Friday, September 2, 2016

The story teller job is never done



A storyteller job in never done or/ A brush with the past

 My first encounter was in a dream.
I was climbing the Roman ramp, on the steep, narrow trail leading to the top of Masada.
 It is early in the morning, in the spring, and even though the sun is already rising over the Dead Sea, it is not high enough to reach this side of the mountain. Here on the western slope, the shadows are so deep that only a faint contour of the top of the mountain can be seen, lit up by the sun as it is wearing a halo. Every small stone my legs disturb create a sound that in the utter quiet can be heard without end until the stone is swallowed by the open chops of the water cisterns, dug into the side of the mountain. It is not the first time I have climbed to the ruins of the ancient, almost two thousand years old fortress, but this time I am alone. I stop for a minute to take a deep breath when I hear hurried footsteps and a man appears from the trail behind me and stops next to me.
  “In the three years I sat at the bottom of this cursed hill I never once climbed it, and now I know why,” he says.
  I look at him, gasping for air and straightening the big turban almost covering his face. There is something odd about his appearance, the clothes, the hair, and yet vaguely familiar.
  “Have we met before?” I start when it hit me.
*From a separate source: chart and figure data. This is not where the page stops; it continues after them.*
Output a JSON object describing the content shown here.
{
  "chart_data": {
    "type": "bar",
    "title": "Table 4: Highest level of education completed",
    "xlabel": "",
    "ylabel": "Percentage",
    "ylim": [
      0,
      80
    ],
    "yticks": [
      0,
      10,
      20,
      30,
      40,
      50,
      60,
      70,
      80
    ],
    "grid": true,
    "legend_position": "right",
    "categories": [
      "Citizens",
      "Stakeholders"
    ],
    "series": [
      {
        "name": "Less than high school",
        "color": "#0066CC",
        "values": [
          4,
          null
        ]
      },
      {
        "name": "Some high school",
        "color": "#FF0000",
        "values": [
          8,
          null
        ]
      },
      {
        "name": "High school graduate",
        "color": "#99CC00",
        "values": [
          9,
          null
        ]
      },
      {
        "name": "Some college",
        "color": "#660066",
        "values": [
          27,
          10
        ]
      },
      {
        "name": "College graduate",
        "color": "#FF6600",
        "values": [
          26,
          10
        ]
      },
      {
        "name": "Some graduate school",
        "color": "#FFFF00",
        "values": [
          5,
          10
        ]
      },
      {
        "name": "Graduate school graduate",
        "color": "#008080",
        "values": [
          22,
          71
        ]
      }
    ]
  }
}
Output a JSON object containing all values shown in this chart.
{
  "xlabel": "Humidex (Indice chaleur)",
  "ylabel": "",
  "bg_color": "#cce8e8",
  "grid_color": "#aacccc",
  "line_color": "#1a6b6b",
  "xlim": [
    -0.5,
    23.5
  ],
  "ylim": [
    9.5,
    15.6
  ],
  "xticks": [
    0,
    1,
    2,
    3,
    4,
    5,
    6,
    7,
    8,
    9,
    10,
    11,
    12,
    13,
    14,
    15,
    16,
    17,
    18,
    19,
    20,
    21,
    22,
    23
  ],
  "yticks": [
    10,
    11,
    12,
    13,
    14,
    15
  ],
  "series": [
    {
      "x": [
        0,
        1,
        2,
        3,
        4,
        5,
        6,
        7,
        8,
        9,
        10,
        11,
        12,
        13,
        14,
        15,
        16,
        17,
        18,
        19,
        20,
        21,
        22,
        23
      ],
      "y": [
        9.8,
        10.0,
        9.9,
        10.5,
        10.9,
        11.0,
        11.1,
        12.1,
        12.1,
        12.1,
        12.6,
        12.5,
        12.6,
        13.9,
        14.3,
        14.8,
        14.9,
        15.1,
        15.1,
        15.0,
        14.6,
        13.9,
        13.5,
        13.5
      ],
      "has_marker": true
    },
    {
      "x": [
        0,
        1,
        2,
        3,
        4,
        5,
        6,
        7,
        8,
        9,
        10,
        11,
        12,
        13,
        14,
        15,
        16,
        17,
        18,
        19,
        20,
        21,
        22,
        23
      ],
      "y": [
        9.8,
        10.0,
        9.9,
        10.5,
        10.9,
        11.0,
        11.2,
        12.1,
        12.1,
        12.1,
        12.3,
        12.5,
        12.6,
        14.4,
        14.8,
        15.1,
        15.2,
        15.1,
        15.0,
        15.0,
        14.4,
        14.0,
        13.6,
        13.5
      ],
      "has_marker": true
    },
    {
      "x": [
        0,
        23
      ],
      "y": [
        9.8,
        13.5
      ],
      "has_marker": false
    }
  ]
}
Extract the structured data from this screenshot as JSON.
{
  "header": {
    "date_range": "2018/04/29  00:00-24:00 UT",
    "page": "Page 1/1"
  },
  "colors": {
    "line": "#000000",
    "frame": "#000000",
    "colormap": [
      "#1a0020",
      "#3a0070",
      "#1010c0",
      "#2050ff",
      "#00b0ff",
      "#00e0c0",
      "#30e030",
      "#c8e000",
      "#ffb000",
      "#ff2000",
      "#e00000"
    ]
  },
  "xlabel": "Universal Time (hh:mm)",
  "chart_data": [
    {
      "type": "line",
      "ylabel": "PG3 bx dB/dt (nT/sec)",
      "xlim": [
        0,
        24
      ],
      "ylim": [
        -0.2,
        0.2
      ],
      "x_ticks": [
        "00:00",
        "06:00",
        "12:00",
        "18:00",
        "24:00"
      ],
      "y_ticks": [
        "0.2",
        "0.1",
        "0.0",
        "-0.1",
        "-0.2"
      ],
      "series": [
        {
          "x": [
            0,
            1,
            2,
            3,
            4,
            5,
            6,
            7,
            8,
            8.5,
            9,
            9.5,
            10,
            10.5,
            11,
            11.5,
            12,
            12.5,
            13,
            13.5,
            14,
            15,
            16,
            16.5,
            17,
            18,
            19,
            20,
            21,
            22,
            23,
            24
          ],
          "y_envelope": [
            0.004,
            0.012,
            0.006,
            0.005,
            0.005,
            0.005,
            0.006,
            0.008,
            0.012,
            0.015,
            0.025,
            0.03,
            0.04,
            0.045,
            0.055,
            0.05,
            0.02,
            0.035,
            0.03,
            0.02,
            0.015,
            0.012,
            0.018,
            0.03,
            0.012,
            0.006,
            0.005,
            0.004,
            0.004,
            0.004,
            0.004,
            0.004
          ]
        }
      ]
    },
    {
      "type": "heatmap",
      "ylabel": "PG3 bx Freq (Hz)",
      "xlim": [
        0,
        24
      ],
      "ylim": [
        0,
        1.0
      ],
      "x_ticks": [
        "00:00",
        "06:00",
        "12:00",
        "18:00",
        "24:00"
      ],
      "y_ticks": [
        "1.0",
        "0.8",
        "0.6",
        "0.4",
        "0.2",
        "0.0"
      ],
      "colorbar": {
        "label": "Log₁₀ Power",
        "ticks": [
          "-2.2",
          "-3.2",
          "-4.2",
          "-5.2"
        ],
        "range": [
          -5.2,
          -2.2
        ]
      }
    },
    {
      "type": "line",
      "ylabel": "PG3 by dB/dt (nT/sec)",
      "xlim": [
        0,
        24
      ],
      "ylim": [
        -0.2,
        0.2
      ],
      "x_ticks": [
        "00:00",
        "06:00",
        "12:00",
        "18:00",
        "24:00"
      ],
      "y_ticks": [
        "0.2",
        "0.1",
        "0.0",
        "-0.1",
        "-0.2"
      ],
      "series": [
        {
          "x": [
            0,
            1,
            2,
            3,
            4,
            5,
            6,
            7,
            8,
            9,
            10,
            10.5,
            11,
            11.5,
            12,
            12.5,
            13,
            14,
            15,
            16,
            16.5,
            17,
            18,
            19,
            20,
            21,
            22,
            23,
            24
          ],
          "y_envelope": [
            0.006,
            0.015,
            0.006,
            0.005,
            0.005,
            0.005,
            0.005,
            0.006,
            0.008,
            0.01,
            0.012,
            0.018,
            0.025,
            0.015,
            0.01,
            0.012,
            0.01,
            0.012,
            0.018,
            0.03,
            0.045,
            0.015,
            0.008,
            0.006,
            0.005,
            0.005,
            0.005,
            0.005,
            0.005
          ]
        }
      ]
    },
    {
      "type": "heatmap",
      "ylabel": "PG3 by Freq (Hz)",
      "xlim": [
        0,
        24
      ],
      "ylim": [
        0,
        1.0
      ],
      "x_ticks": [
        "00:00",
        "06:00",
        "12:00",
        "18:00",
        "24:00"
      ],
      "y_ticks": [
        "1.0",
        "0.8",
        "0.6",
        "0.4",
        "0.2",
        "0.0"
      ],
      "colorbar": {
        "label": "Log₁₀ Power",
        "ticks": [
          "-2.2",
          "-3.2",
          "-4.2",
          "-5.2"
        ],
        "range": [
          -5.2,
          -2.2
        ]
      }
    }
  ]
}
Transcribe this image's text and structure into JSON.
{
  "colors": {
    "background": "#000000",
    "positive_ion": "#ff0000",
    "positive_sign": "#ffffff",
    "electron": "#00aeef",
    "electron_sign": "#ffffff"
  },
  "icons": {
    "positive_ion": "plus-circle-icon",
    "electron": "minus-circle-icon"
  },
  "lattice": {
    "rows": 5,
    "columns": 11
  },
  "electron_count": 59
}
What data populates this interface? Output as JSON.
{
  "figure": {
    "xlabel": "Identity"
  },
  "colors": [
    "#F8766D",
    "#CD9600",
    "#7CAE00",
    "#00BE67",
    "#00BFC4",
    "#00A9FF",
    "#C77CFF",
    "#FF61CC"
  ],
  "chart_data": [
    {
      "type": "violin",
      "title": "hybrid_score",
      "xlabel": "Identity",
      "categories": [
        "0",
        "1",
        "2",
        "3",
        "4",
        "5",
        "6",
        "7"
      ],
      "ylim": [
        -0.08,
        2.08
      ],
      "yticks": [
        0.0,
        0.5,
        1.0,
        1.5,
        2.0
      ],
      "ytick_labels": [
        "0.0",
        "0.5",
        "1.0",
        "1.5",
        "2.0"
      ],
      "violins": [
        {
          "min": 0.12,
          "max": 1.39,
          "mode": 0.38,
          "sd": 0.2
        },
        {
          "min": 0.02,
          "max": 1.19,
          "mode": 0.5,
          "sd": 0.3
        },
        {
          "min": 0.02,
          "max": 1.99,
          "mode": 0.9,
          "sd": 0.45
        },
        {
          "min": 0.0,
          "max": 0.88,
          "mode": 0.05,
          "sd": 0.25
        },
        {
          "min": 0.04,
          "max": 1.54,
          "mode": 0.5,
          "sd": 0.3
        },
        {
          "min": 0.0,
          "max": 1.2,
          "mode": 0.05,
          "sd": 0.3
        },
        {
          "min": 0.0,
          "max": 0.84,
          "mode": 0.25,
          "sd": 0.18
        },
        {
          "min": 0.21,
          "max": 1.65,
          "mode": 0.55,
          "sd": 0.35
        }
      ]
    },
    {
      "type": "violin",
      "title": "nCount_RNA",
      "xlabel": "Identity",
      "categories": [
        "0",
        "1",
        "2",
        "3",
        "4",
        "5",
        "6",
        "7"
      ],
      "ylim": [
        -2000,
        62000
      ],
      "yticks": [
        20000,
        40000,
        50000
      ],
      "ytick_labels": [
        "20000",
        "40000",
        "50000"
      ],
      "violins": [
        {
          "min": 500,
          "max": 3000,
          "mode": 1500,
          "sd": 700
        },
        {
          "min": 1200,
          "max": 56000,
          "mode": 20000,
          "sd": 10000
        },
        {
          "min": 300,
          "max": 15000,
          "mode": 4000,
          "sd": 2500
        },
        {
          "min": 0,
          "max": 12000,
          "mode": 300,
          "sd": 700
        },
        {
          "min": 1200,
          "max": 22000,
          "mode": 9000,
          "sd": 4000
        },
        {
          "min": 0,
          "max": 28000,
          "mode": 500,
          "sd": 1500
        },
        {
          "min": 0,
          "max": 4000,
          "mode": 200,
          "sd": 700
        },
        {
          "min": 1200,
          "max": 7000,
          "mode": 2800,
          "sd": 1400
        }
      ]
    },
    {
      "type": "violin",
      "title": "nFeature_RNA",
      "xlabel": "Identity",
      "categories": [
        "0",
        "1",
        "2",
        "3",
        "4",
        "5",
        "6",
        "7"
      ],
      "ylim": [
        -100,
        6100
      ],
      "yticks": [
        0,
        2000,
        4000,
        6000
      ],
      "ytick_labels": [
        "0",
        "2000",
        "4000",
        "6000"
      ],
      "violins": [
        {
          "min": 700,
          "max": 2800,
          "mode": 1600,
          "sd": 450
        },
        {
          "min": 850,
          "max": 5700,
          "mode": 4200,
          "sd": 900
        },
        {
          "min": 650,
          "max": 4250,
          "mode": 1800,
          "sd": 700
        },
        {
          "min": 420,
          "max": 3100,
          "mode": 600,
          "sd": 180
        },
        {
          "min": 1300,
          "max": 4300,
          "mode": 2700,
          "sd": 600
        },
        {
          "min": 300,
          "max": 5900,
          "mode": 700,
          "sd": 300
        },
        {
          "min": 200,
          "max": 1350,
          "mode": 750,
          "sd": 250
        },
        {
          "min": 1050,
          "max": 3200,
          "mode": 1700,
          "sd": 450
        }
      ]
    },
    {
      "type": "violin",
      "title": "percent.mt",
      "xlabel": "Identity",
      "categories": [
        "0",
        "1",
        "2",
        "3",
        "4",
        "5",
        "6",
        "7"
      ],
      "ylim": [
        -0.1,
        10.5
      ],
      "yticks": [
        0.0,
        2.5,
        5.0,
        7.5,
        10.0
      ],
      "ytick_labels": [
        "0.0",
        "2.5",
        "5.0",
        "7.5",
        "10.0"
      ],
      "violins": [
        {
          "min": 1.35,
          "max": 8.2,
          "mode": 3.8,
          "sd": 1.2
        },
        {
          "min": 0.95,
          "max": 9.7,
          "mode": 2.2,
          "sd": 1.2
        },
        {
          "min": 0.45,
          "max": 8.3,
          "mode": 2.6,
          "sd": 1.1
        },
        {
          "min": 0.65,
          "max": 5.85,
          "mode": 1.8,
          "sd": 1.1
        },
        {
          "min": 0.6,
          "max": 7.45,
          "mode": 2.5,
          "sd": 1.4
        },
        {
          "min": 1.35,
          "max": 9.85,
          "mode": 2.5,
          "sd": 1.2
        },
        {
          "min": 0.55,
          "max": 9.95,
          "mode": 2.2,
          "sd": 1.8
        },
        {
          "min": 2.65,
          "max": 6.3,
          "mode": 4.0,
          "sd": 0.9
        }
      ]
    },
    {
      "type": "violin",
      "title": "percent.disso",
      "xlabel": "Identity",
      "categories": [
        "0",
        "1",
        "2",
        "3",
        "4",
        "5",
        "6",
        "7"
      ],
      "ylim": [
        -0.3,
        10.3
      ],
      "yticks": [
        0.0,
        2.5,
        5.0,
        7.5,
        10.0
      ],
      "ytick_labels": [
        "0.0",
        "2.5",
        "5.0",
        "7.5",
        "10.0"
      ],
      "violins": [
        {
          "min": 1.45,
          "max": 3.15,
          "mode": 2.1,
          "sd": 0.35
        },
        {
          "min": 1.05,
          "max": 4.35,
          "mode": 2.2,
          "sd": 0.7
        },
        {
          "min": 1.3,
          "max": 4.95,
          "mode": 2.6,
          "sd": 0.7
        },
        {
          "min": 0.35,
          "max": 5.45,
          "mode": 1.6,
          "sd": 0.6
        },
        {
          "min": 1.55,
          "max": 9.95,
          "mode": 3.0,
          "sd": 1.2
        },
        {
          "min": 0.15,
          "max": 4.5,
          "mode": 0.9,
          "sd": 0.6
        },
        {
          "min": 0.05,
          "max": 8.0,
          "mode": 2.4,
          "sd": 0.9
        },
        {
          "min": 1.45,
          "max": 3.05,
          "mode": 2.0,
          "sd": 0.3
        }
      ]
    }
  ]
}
Of course, we did.
  “Josephus?” I start slightly hesitant, this is weird.
  “The one and only, “he extends his hand and adds a slight bow.
  “Titus Flavius Josephus, also known as Yoseph Ben Matityahu, a Romano-Jewish scholar, historian, and hagiographer.” He ends the long introduction.
  “Also an army commander, defector, advisor to Titus, a translator…” I add from my memory.
  “And let’s not forget a pretty famous writer.” He signs with a wink.
  “The Jewish War, I know, quite a bestseller, “I pull on my sparse knowledge earned in history classes about the big revolt against the Romans in 66 AD.
  “A true masterpiece, even if I have to compliment myself,” Josephus adds.
  “Based on the blood and tears of your people,” I cannot resist the temptation to deliver the last punch.
 “Ok, Ok, but I am here to help you, not argue about my personal qualities,” he waves my words away.
  “There is something I want you to see, come,” and with that he rushes me up the ramp to the top of the mountain, now all lit with the morning sun.
  Masada, the view from the top is as breathtaking as I remember it. The isolated rock cliff, at the western end of the Judean Desert, is overlooking the Dead Sea. With its ancient palaces and fortifications, it is a place of majestic beauty and practical thought all in one, palaces and storage facilities, elaborate water system and delicate columns and porches. It was designed to hold against any force of men and nature.
  “Except for the Roman Empire,” Josephus finishes the sentence as if he can read my mind.
  “Look,” he pulls me to the edge of the stone fence, “look at the bottom, what you see?”
  At the bottom of the hill just below us I can detect the the remnants of one of the camps, one of several camps just outside the circumvallation wall around Masada, left by the Roman tenth legion. Low piles of pale sandstones spread all around the hill and mark the huge compound that hosted 15, 000 soldiers and assorted help forces, all part of the siege that lasted close to three years.
  “They had no chance of coming out alive,” that is Josephus by my side. I know that he is talking about the small group of people who dared to defy the Roman Empire; a thousand men women and children who snuck out of the siege of Jerusalem in 70AD and found refuge in the old fortress.
  “So instead they decided to fight till the bitter end and take their own life when all hope was lost,” I interrupt, “I know the story, everyone knows the story, thanks to you.”
  “A story-teller job is never done,” Josephus continues as if he did not hear me, “Someone had to make sure these people will be remembered, and I happened to be there, a firsthand witness.”
  I stifle the many remarks I have about the questionable role Josephus played in that ancient drama. Ultimately he is right, if not for him, witnessing the events and documenting them, there would have been no story at all. I look at the structures around me, reconstructed with great care and love, a whole town being a living memory of the people who decided to abandon not only their homes but their lives as well. I grew up to honor their message, “live free or die,” transformed into the new motto of the young state of Israel, “Masada shall not fall again,” a clear broadcast against giving up, going quietly into your fate.
  “So why did you bring me here? “I turn around, but he is gone, and I am in my bed, back in my cold apartment.
  “Without the storyteller there is no story,” when I wake up to a gray, dreary morning, I can still hear the words Josephus said to me in my dream. A story can only live if someone takes the time to tell it, so it will not cease to exist.